Permanent Secretary of the Nigerian Ministry of Defence
- Incumbent
- Assumed office March 2012

Permanent Secretary of the Nigerian Federal Ministry of Education
- In office October 2006 – March 2012

Personal details
- Born: 16 March 1953 (age 73) Obudu, Cross River State, Nigeria
- Party: Non-partisian

= Nicholas Agiobi Damachi =

Nigerian politician and academic

Nicholas Agiobi Damachi, OON (Born 16 March 1953, Obudu, Cross River State, Nigeria) is a Nigerian professor of Industrial engineering and former Permanent Secretary of the Nigerian Federal Ministry of Education. He is currently the incumbent Permanent Secretary of the Nigerian Ministry of Defence.

==Early life==
Professor Damachi was born on 16 March 1953 in Obudu, a Local Government Area of Cross River State, an area known for the Obudu Cattle Ranch which is one of the Nigeria's Mountain resort.
He had his secondary education at Mary Knoll Secondary School, Ogoja in Cross River State, Nigeria where he wrote the West African Senior School Certificate Examination in 1970.
In 1976, he obtained a Bachelor of Science (B. sc) degree in Industrial engineering and a Master of Science (M. sc) degree in Systems engineering from Ohio State University (1978).
He later attended the University of Cincinnati for a Doctorate degree, Ph.D in Industrial engineering.

==Career==
He began his career in 1977 as a system engineer with the Technical Services Group of the Division of Water, City of Columbia, Ohio before he joined the services of the University of Cincinnati as a research associate and instructor. In 1966, he became an adjunct professor of Industrial and Manufacturing Engineering at the Department of Mechanical, Industrial and Nuclear Engineering of the University of Cincinnati. His research interest in engineering focuses on system analysis, technical management and water related researches, such as water utility system modeling.
In 1983, he returned to Nigeria and was appointed as General Manager in a dredging and Marine company called Lamic Nig. Ltd. Few years later, he joined the Nigerian Civil Service where he was appointed as Permanent Secretary of the Nigerian Federal Ministry of Education in October 2006
After his tenure as Permanent Secretary of the Nigerian Federal Ministry of Education in March 2012, he was again appointed as the Permanent Secretary of the Nigerian Ministry of Defence

He became an adjunct professor in 1976 and not 1966

==Awards and fellowships==
He is a receiver of several awards and
fellowships.
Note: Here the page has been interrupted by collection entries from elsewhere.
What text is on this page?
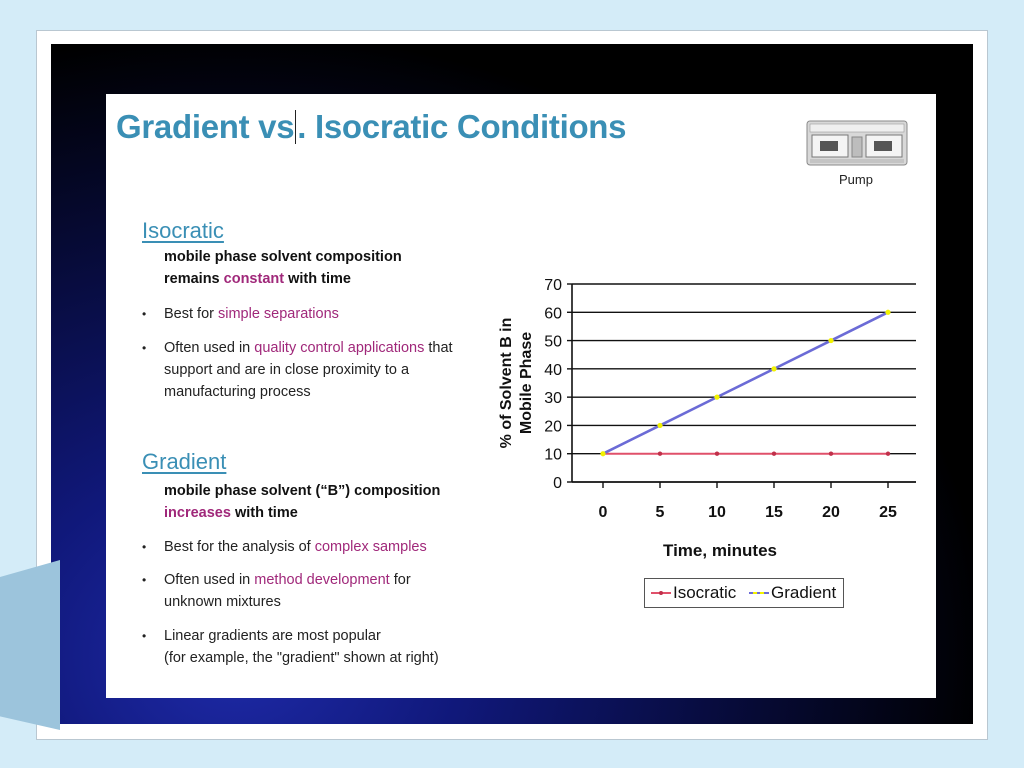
Gradient vs. Isocratic Conditions
Pump
Isocratic
mobile phase solvent composition
remains constant with time
• Best for simple separations
• Often used in quality control applications that
support and are in close proximity to a
manufacturing process
Gradient
mobile phase solvent (“B”) composition
increases with time
• Best for the analysis of complex samples
• Often used in method development for
unknown mixtures
• Linear gradients are most popular
(for example, the "gradient" shown at right)
0
10
20
30
40
50
60
70
0	5	10 15 20 25
Time, minutes
% of Solvent B in Mobile Phase
Isocratic Gradient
Few among other includes:
- Officer of the Order of the Niger, awarded by the president of the Federal Republic of Nigeria
- Fellow of the Nigerian Academy of Science
- Fellow of the Nigerian Society of Engineers.
- Fellow of the Institute of Industrial Engineers (I. I. E)
- Fellow of the Industrial Engineering Society (Alpha Pi Mu)
- Fellow of the Scientific Research Society (Sigma Xi).
- Fellow of the American Society of Quality Control
- Member of Tri-State Human Factors Society
- Member of Board of Trustees, Cincinnati Free Store Member
- Fellow of the Nigerian Institute of Industrial Engineers (N. I. I. E)
- Member of the Council for the Regulation of Engineering in Nigeria, COREN.